大量虐殺の苦しみを味わったのはだれか
去る6月,アメリカユダヤ人議会は法王ヨハネ・パウロ2世に公開書簡を送り,その内容が6月26日付ニューヨーク・タイムズ紙に掲載されました。この書簡は,オーストリアの首相で,第二次世界大戦中ナチによるユダヤ人殺害にかかわったとして告発されているクルト・ワルトハイムとの謁見を法王が許可したことに抗議していました。ワルトハイムは,「大量虐殺の事実を軽視し,歪曲し,忘れ去らせようとする近年の努力」の象徴として引き合いに出されました。
大量虐殺の苦悩は決して拭い去ることができないと認めた後,この書簡は次のように述べています。「しかしながら,我々の世代に課された最も神聖な命令が,記憶することであるのは確かです。沈黙が無関心となり,無関心は共謀につながり,それがひいては,おびただしい人々を虐殺するという悪夢に転じてゆくことを,忘れてはなりません」。ワルトハイムは「大量虐殺の犠牲者たちに,忘却という決定的な侮辱を加えようとした」と,書簡には述べられています。ついで法王が,「道徳上の原則をわきへ押しやり」,ワルトハイムをバチカンに迎えたとして非難されています。公開書簡は次のように続きます。
「聖下,ワルトハイムが[大量虐殺を]忘れてしまっていることには,カトリック教会も同様に忘れていることが多少なりとも反映されている可能性はないでしょうか。第二次世界大戦中のユダヤ人の運命について,ヨーロッパのカトリック教会が無関心だったことを,聖下は取り上げてくださったでしょうか。ヨーロッパ諸国や強制収容所への訪問の際,聖下はこの話題に関しては一言も話されませんでした。多数のカトリック教徒が個人として非常に勇気ある行動を取ったとはいえ,世の中の他の大勢の人々と同じように,公の教会は概して沈黙を守り,苦悩するユダヤ人を見捨てたというのが本当ではないでしょうか。多くの人が道徳的な導きを求めているカトリック教会が,いまだに過去を清算できず,貴重な記憶への要請にこたえ応じることができないとすれば,他の人たちにはどんな希望があるというのでしょうか」。
もちろん,何百万ものユダヤ人虐殺計画は決して忘れるべきものではありません。しかし,少し考えてみてください。この書簡で言及されている大量虐殺とは,ユダヤ人の大量虐殺のことだけではないでしょうか。カトリック教会が無関心だったとしてとがめられているのは,「ユダヤ人の運命について」のみではないでしょうか。またこの書簡によれば,『世の中の他の大勢の人々や他の諸教会』が「苦悩するユダヤ人を見捨てた」となっていますが,見捨てられたのはユダヤ人だけだったのでしょうか。ユダヤ人に加えて,他の人々も苦しんだのではありませんか。

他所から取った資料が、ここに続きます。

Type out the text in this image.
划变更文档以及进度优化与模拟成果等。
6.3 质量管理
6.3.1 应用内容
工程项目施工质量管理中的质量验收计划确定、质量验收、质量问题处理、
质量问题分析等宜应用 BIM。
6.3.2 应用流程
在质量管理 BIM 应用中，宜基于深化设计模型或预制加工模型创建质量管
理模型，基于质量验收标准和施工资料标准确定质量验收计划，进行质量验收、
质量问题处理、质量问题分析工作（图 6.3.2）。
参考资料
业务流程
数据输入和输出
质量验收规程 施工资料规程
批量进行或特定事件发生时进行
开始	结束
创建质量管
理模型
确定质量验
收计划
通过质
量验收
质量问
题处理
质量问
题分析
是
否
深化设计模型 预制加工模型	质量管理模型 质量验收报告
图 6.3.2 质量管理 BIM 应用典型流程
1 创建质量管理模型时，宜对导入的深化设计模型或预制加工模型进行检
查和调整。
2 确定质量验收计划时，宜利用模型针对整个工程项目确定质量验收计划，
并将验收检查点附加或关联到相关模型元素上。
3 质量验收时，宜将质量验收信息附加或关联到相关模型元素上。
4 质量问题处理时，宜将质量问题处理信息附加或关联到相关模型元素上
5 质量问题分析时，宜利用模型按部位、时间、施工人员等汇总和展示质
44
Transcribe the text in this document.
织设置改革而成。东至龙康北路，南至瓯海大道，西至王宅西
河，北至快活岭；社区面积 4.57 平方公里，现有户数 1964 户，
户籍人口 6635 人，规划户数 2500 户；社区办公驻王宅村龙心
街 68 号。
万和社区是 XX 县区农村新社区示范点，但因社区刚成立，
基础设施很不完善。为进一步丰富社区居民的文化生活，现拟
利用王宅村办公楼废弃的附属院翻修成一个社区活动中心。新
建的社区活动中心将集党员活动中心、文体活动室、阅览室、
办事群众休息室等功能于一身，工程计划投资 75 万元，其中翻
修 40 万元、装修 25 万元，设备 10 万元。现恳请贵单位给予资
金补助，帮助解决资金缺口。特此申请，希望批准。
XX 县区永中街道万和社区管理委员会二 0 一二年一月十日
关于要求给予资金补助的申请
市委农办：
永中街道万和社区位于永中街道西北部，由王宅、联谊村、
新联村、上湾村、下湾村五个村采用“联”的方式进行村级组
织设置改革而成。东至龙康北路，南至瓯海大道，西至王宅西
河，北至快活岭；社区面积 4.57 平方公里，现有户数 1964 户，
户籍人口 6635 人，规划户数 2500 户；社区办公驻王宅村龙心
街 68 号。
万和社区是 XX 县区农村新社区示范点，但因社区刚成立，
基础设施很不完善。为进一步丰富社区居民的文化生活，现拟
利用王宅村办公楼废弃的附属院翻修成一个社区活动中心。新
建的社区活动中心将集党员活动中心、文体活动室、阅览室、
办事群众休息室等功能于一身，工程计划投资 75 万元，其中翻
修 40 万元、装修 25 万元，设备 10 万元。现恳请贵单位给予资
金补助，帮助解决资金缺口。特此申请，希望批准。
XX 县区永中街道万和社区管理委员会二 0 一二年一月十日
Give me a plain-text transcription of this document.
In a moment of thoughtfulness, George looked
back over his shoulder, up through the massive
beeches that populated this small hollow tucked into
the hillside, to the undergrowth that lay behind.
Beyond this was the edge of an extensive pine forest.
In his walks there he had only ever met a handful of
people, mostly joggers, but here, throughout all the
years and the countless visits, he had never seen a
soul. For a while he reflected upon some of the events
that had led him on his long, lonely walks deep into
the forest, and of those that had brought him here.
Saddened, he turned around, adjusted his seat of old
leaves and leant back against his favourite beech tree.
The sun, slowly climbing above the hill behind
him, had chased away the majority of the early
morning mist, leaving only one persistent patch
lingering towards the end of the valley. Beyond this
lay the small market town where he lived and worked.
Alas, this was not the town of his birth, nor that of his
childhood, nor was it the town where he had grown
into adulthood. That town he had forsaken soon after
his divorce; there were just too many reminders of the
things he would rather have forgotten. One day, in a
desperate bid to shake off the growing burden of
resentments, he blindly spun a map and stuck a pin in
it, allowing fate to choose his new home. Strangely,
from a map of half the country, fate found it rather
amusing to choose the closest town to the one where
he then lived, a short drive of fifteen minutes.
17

「忘れられた大量虐殺」と題する本は,ユダヤ系ではない300万人のポーランド人が大量虐殺に巻き込まれたことを示しています。「現代の世界の歴史」と題する本は,この大量虐殺に他の何百万もの人々が含まれていたと述べています。ドイツ人のエホバの証人についてさえ,証人以外の情報筋が,「約1万人が投獄され,2,000人以上が強制収容所で死亡した」と報告しています。
ですから,ユダヤ人だけが大量虐殺に見舞われたと考えるべきではありません。ヒトラーは,彼のアーリア人至上主義に従わないどんな人々のグループも,抹殺しようと決意していました。エホバの証人たちは,使徒 17章26,27節にある聖書の原則を信じ,当てはめたために,これらのグループの中に含められていました。